Nadie, ninguno de nosotros, ni ustedes ni yo estamos a salvo de esa tragedia. Basta un revés vital para que nuestra existencia se precipite hacia un fundido a negro. Una muerte inesperada, una pérdida irreparable, una separación, el desempleo a destiempo, la ruina económica o el descrédito personal son algunas de las incontables razones que empujan a una persona a lanzarse en los brazos del abandono de sí mismo. Cuando cruzas esa puerta, con mucha dificultad hay vueltas atrás. Te acostumbras a pordiosear durante el día y a dormir con una navaja bajo el cartón que te sirve de almohada, las horas te sobran y pierdes la noción del tiempo.
El animal que llevamos dentro emerge a la superficie y sobrevivimos en una jungla de asfalto y hormigón. La urbanidad desaparece y solo queda el instinto. Pues todo esto que tengo tan interiorizado, y a lo que temo como al peor de los males -sea por soberbia personal, sea por amor propio intelectual-, es una sensación similar a la que ustedes sienten con los mena. En esa primera vez, mi primera vez, mi acompañante tuvo que decirme “¿los ves? Son mena” porque yo era incapaz de identificarlos. Para mí, eran chavales jugando con un balón junto al puerto, aprovechando una agradable tarde de poniente.
“Pero cada día que paso aquí, no puedo dejar de preguntarme qué piensan de nosotros”
Estaban allí reunidos, seis o siete, dándole patadas a la pelota, como si de una pachanga se tratase.

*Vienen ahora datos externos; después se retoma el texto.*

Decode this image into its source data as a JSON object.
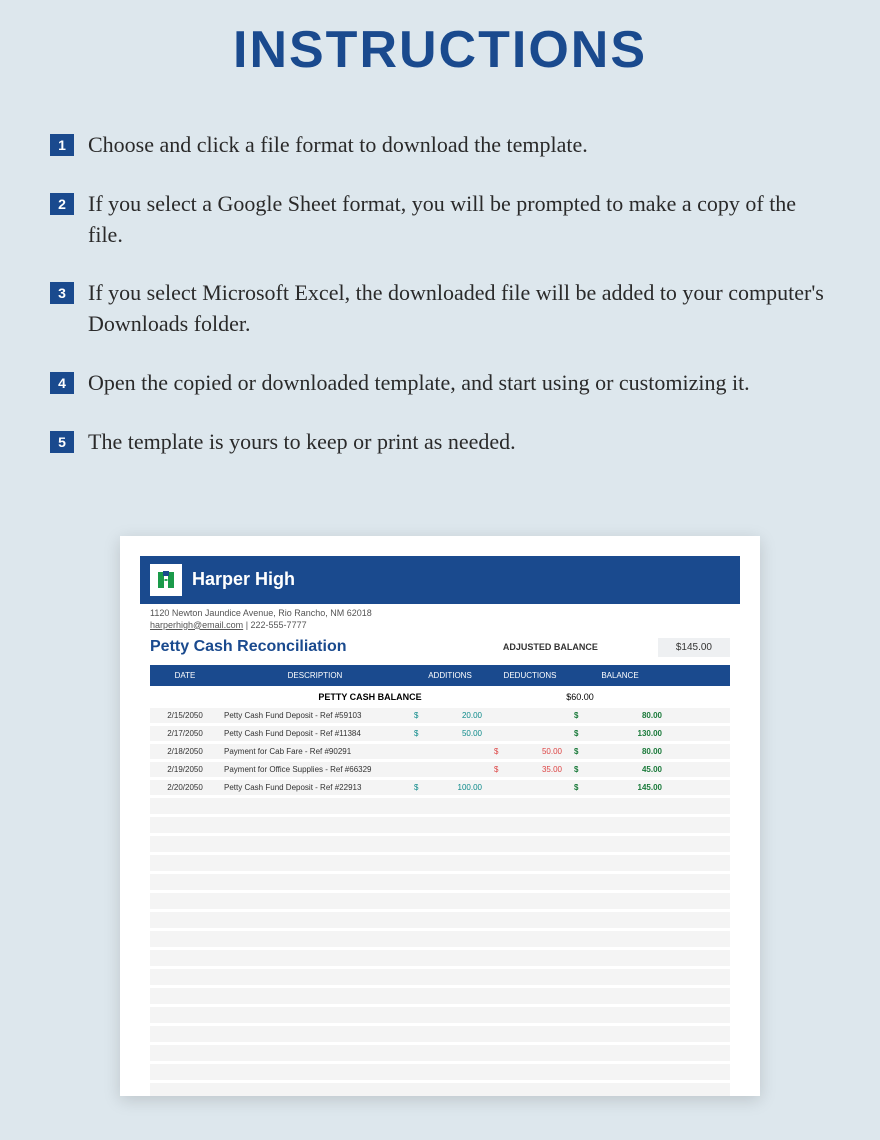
{
  "title": "INSTRUCTIONS",
  "steps": [
    {
      "n": "1",
      "text": "Choose and click a file format to download the template."
    },
    {
      "n": "2",
      "text": "If you select a Google Sheet format, you will be prompted to make a copy of the file."
    },
    {
      "n": "3",
      "text": "If you select Microsoft Excel, the downloaded file will be added to your computer's Downloads folder."
    },
    {
      "n": "4",
      "text": "Open the copied or downloaded template, and start using or customizing it."
    },
    {
      "n": "5",
      "text": "The template is yours to keep or print as needed."
    }
  ],
  "preview": {
    "brand": "Harper High",
    "address": "1120 Newton Jaundice Avenue, Rio Rancho, NM 62018",
    "email": "harperhigh@email.com",
    "phone": "222-555-7777",
    "subtitle": "Petty Cash Reconciliation",
    "adj_label": "ADJUSTED BALANCE",
    "adj_value": "$145.00",
    "headers": {
      "date": "DATE",
      "desc": "DESCRIPTION",
      "add": "ADDITIONS",
      "ded": "DEDUCTIONS",
      "bal": "BALANCE"
    },
    "pcb_label": "PETTY CASH BALANCE",
    "pcb_value": "$60.00",
    "rows": [
      {
        "date": "2/15/2050",
        "desc": "Petty Cash Fund Deposit - Ref #59103",
        "add": "20.00",
        "ded": "",
        "bal": "80.00"
      },
      {
        "date": "2/17/2050",
        "desc": "Petty Cash Fund Deposit - Ref #11384",
        "add": "50.00",
        "ded": "",
        "bal": "130.00"
      },
      {
        "date": "2/18/2050",
        "desc": "Payment for Cab Fare - Ref #90291",
        "add": "",
        "ded": "50.00",
        "bal": "80.00"
      },
      {
        "date": "2/19/2050",
        "desc": "Payment for Office Supplies - Ref #66329",
        "add": "",
        "ded": "35.00",
        "bal": "45.00"
      },
      {
        "date": "2/20/2050",
        "desc": "Petty Cash Fund Deposit - Ref #22913",
        "add": "100.00",
        "ded": "",
        "bal": "145.00"
      }
    ]
  }
}
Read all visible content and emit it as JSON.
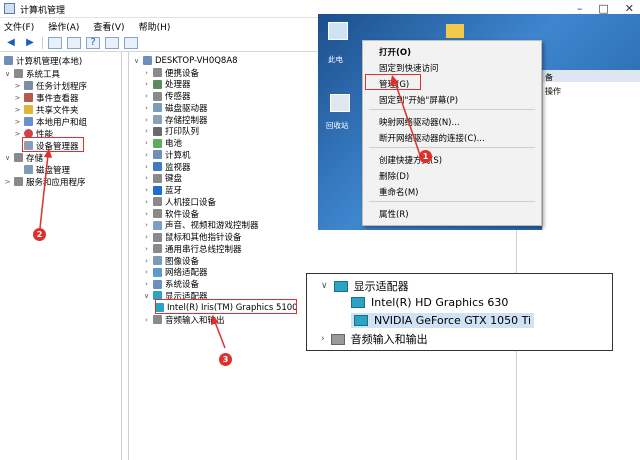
{
  "window": {
    "title": "计算机管理"
  },
  "menu": [
    "文件(F)",
    "操作(A)",
    "查看(V)",
    "帮助(H)"
  ],
  "left_tree": [
    {
      "label": "计算机管理(本地)",
      "level": 0,
      "chev": ""
    },
    {
      "label": "系统工具",
      "level": 1,
      "chev": "∨"
    },
    {
      "label": "任务计划程序",
      "level": 2,
      "chev": ">"
    },
    {
      "label": "事件查看器",
      "level": 2,
      "chev": ">"
    },
    {
      "label": "共享文件夹",
      "level": 2,
      "chev": ">"
    },
    {
      "label": "本地用户和组",
      "level": 2,
      "chev": ">"
    },
    {
      "label": "性能",
      "level": 2,
      "chev": ">"
    },
    {
      "label": "设备管理器",
      "level": 2,
      "chev": ""
    },
    {
      "label": "存储",
      "level": 1,
      "chev": "∨"
    },
    {
      "label": "磁盘管理",
      "level": 2,
      "chev": ""
    },
    {
      "label": "服务和应用程序",
      "level": 1,
      "chev": ">"
    }
  ],
  "device_tree": {
    "root": "DESKTOP-VH0Q8A8",
    "items": [
      "便携设备",
      "处理器",
      "传感器",
      "磁盘驱动器",
      "存储控制器",
      "打印队列",
      "电池",
      "计算机",
      "监视器",
      "键盘",
      "蓝牙",
      "人机接口设备",
      "软件设备",
      "声音、视频和游戏控制器",
      "鼠标和其他指针设备",
      "通用串行总线控制器",
      "图像设备",
      "网络适配器",
      "系统设备",
      "显示适配器"
    ],
    "display_child": "Intel(R) Iris(TM) Graphics 5100",
    "after": "音频输入和输出"
  },
  "context_menu": {
    "items": [
      "打开(O)",
      "固定到快速访问",
      "管理(G)",
      "固定到\"开始\"屏幕(P)",
      "映射网络驱动器(N)...",
      "断开网络驱动器的连接(C)...",
      "创建快捷方式(S)",
      "删除(D)",
      "重命名(M)",
      "属性(R)"
    ],
    "desktop_labels": [
      "此电",
      "回收站"
    ]
  },
  "right_pane": {
    "header": "备",
    "action": "操作"
  },
  "zoom_callout": {
    "parent": "显示适配器",
    "children": [
      "Intel(R) HD Graphics 630",
      "NVIDIA GeForce GTX 1050 Ti"
    ],
    "after": "音频输入和输出"
  },
  "badges": [
    "1",
    "2",
    "3"
  ],
  "colors": {
    "annotation_red": "#e0302b",
    "desktop_blue": "#2f6db3"
  }
}
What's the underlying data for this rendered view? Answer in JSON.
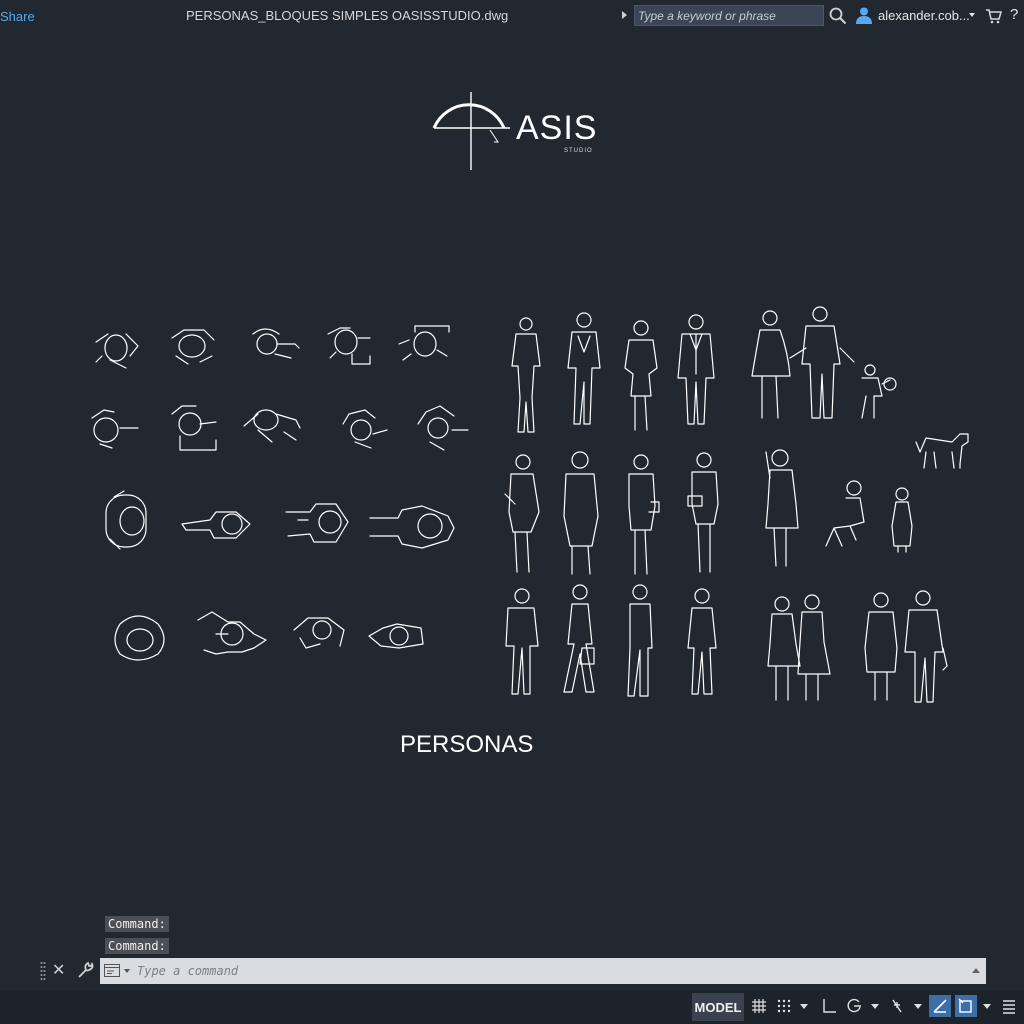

Para mí, no eran diferentes a esos otros niños, también de piel acaramelada que gastan las horas de su juventud en sobrevivir a la cornada de la vida. No fui capaz de encontrar las siete diferencias. Sin embargo, mi acompañante me advirtió de la peligrosidad de su presencia.
Aún no he sufrido ningún tropiezo con ellos y vivo como si no existieran. Pero cada día que paso aquí, no puedo dejar de preguntarme qué piensan de nosotros, qué sienten, por qué creen que son tan odiados. Y me gustaría parecer normal junto a uno de ellos, sentados en una terraza, charlando, mientras contemplamos la llegada de los barcos cruzando satisfacción a las necesidades de los más desfavorecidos de nuestro país. Será entonces cuando podamos afirmar que hemos dejado de “estar en la luna”.